In 2007, Kemmler et al published a 4 year study on the effects of exercise on osteoporosis development. 86 subjects with osteopenia were assigned to the exercise group and 56 to the control group. 61 of the exercise group completed the study and 34 of the control (4 years is a long-time). All the women were post-menopausal.
The fundamental thing to note is that while calcium, vitamin D and magnesium intake were monitored, they found that as long as minimums were met, it was exercise and not nutrition that determined bone density. This is important and I find most in the health care industry missing the boat on this. You can eat all the calcium you want- if you are not exercising, you will not upregulate it to bone matrix. It simply will not occur.
Thus we come to the important part- what was there exercise program? The first 7 months consisted of group exercise classes. 20 min of weight bearing aerobics, 5 min of jumping exercise, 40 min of weight training. The aerobics were moderate intensity- 70-85% of max HR and designed primarily for cardiovascular benefits and to warm up the body. The jumping program consisted of close legged jumps, jumping jacks, diagonal jumps and lateral jumps- 15 reps each. This alone is a great shock to the bones and would help increase bone mass formation. They then went on to the weight training session: leg press, leg curl, bench press machine, seated row, abdominal flexion, back extension, lat pull down, hyperextension, leg extension and shoulder raise. 2 sets of 20 reps at 50% of max were performed. During the second period of the study, the weight bearing exercises were modified to include the squat, deadlift, dumbbell row, and dumbbell bench press. 2 sets of 15 reps at 60% were used. At this time, home stretching and working with resistance elastics were recommended. The protocol involved 6 min of stretching and 3 min of strength work. The final portion of the protocol involved the same exercises but the protocol was adapted to 2 sets of 12 at 65% of max and rope jumping 3 sets of 15 jumps was integrated to both the jumping program and the home program.
Three 1 hour sessions/week and 10 min of exercise at home was the time the participants had to put into this program to complete it. No cooking, no group meetings (beyond twice yearly meet ups for the study). Supervised, regular exercise was the bulk of the intervention.

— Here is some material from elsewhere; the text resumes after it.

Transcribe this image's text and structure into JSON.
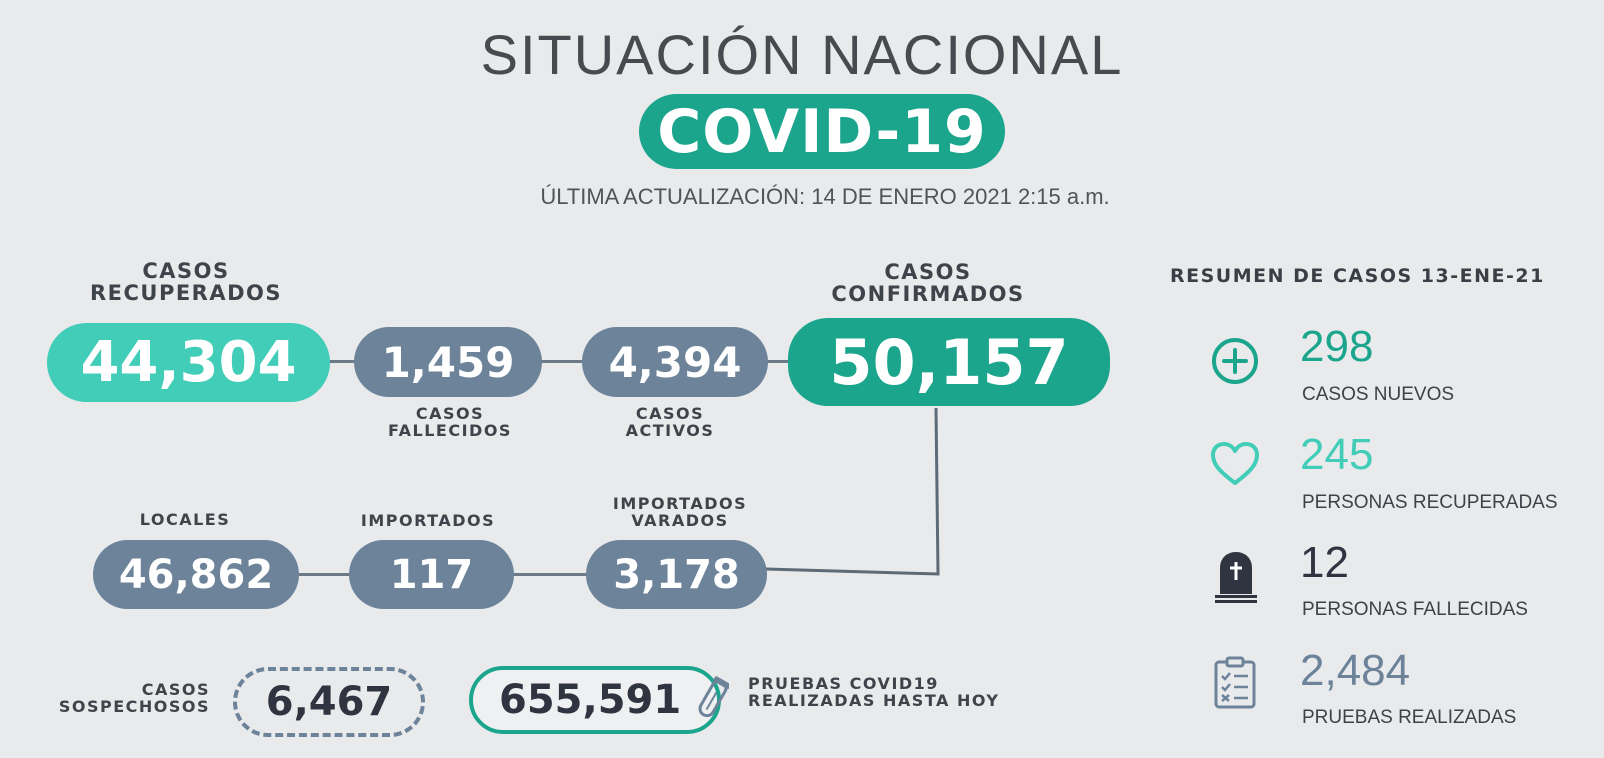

The result? First it should be noted that there was a 15% drop out rate. Some were excluded due to changes in health status (asthma, cancer, etc.) It is important to note that not a single person who completed the 4 year program on the experimental group developed osteoporosis. In fact, 75% reversed their osteopenia as measured by DXA at the lumbar spine. In the control group, 12% went on to develop osteoporosis and no one improved their bone mineral density status.
It is really that simple. Eat an adequate amount of calcium, vitamin D and magnesium so your bones can function. The rest is aerobics, plyometrics and some solid strength work- squats, deadlifts, rows and bench press. Doesn’t this sound like a basic training program? Given that everyone who was physically capable of following the program and who did for 4 years did not get worse and 75% got better- is it not safe to assume that the overwhelming majority of men and women suffering from low bone mineral density can (with medical supervision) go to a gym and get themselves exercising and eventually get a handle on this? Remember, the participants spent 7 months on a basic program before progressing to more intense training- don’t go out a try to squat double bodyweight today. The point remains; this is a manageable and preventable condition. Eat well and go train hard. We can take those $19 billion dollars and put them in other areas of medical research that we can’t control.